Prevê-se assim que os candidatos deverão apresentar assinaturas de membros dos corpos eleitos da Nação, Entre deputados, senadores (membros da Câmara Alta, Shura Council) e conselheiros municipais, o total destes representantes da Nação e das vilas é de 3806. Os candidatos deverão recolher assinaturas de 20% destas personalidades eleitas. Isto é, 762 assinaturas, que deverão ser recolhidas em mais de metade das 26 províncias (Governatorates) do país.
Tendo em conta que estas personalidades pertencem na quase totalidade ao partido governamental, os candidatos que se apresentem contra o candidato « oficial », deverão « convencê-las » com argumentos em forma de folhinhas de papel, geralmente verdes. Uma operação que deverá repetir-se centenas e centenas de vezes. Além disso, os candidatos devem ser responsáveis de partidos representados no parlamento (eles são quatro), ou leaders políticos reconhecidos destes partidos. E de idade não inferior aos 40 anos.
Possíveis candidatos interrogados faziam notar que eles nunca disporiam dos meios financeiros necessários para uma campanha presidencial. E que devido ao não acesso aos meios de informação, eles não poderiam superar a barreira do anonimato pois as massas populares os desconhecem.

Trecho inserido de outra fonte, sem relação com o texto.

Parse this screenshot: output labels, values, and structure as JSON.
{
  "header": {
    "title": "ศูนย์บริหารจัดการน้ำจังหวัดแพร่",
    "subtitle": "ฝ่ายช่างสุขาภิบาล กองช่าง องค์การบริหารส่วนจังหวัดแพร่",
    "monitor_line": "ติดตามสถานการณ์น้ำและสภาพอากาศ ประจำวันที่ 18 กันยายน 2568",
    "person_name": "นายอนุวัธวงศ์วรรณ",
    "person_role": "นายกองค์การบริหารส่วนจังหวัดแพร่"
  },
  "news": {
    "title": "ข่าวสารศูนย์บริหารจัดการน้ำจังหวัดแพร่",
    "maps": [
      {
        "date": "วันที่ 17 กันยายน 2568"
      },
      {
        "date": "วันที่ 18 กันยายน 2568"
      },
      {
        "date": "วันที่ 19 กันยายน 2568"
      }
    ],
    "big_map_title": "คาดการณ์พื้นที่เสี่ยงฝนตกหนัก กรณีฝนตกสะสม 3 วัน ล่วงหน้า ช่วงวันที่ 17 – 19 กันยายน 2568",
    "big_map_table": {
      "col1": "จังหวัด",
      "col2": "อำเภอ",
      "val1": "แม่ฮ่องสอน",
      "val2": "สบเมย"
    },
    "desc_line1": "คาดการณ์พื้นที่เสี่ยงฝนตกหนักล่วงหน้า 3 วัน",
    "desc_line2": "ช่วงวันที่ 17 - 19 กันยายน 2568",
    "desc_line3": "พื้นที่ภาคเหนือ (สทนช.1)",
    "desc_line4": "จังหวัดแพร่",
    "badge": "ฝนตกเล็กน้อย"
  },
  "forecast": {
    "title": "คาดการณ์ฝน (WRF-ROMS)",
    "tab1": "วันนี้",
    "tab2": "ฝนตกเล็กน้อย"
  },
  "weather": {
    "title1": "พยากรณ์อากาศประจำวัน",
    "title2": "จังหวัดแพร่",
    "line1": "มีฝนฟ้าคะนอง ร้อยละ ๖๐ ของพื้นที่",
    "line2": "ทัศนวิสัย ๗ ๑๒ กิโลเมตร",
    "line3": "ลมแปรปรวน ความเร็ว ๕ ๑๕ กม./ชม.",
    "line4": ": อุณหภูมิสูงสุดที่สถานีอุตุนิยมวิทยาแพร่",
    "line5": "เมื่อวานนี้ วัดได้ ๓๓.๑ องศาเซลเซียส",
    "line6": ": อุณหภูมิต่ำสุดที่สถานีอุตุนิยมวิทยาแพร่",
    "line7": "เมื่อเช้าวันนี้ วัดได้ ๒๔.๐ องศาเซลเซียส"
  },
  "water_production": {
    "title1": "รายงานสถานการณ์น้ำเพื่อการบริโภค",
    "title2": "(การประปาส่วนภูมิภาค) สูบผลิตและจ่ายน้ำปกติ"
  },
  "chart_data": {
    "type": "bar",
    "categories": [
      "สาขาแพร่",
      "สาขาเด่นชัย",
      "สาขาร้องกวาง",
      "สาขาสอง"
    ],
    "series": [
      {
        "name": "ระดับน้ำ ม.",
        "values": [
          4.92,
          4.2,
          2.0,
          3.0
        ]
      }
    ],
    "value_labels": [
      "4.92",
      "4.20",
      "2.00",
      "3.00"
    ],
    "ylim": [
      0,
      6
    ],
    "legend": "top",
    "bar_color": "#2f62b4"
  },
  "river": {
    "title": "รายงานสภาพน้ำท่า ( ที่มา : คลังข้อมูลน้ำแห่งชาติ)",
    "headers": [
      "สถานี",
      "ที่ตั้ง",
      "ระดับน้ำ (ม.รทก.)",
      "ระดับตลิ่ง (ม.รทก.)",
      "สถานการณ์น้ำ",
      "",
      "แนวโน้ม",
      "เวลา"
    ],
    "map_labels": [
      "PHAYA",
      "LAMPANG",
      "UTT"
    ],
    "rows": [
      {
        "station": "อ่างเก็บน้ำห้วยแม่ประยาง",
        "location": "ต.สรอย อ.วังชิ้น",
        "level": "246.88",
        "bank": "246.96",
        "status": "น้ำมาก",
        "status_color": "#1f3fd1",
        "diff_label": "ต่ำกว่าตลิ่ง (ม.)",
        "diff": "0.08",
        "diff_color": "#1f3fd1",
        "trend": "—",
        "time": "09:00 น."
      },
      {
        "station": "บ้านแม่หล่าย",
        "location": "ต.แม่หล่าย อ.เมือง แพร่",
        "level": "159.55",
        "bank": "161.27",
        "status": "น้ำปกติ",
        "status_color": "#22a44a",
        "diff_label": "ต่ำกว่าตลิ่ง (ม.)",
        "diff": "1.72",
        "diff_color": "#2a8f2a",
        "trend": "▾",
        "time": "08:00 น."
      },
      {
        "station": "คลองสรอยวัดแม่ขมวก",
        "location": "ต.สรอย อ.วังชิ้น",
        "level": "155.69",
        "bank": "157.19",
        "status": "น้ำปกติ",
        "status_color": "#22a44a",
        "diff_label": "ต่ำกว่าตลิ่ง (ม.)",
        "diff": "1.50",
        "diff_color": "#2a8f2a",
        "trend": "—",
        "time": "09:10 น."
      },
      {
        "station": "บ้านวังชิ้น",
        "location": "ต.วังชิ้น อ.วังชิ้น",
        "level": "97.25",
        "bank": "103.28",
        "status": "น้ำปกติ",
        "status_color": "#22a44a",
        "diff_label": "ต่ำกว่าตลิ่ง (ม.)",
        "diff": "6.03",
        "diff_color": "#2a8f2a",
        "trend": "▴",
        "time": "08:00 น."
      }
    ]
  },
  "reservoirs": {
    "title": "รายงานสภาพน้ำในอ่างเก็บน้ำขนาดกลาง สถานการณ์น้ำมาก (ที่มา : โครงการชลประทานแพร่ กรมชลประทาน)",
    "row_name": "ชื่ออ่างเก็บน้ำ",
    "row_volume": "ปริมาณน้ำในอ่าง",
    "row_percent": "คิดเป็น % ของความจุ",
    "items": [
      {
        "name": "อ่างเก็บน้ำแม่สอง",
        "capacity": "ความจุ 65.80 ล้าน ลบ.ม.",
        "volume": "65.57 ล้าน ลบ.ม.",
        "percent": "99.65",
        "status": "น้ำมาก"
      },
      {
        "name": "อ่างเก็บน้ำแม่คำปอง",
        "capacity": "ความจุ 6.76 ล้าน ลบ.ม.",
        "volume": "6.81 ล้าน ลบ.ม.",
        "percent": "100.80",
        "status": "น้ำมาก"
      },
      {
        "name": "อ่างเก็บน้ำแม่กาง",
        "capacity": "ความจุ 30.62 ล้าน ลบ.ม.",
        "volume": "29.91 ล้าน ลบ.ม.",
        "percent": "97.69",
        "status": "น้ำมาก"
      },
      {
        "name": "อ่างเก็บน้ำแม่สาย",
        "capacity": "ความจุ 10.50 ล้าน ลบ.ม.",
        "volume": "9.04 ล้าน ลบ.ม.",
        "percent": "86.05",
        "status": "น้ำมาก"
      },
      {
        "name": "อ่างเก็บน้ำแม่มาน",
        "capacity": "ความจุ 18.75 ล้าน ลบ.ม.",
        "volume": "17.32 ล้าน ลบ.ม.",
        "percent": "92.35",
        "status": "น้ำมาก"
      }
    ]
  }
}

O articulista (Gamal Essam El-Din) concluía que a pessoa que poderia entrar em todos estes critérios é o Presidente actual, Hosni Moubarak.
Convém acrescentar que este não será certamente o cenário das próximas eleições presidenciais. A operação cosmética a que se livra Moubarak é um serviço prestado à Administração Bush. Esta continua encravada no Iraque, o seu plano de « libertar » o Grande Médio Oriente (do Marrocos ao Paquistão), substituindo a « democracia » às tiranias, tem dificuldades em aparecer credível. O assassinato do ex-primeiro ministro libanês Hariri faz entrever um reforço das posições dos EUA, pois a atribuição do assassinato aos serviços secretos sírios enfraquece posição da Síria, aliada regional do Irão. Mas, globalmente, o plano da Administração Bush, não avança. Assim, Moubarak, um dos regimes caracterizadamente pro-americanos da região, vem dar-lhe uma mão. Vamos lá a isso! Eleições democráticas ? Não há problema !
Nesta linha, parece evidente que Moubarak, porém, não se apresentará desta vez como candidato único. Senão pôr-se-ia um problema de credibilidade da reforma constitucional. A astúcia desta reforma é a de permitir seleccionar um ou um pequeno número de candidatos que estejam «à altura» do candidato « oficial » sem o ameaçar nas urnas. Assim, o presidente poderá ser eleito respeitando as formas de uma democracia pluralista.
Em Moçambique, a perda de credibilidade do processo eleitoral é notória. Há necessidade duma reforma eleitoral, mas necessariamente inovadora, porque o contexto actual e a história da sociedade egípcia são bastante diferentes.
Eleições democráticas que façam esquecer os episódios não gloriosos das eleições de 2004 ? Não há problema. Há mil maneiras de fazer eleições “democráticas”. Ao trabalho !
* Economista e sociólogo, recém-pensionado, observador pela UE das eleições de 1994, e pertence à Liga Moçambicana de Direitos Humanos.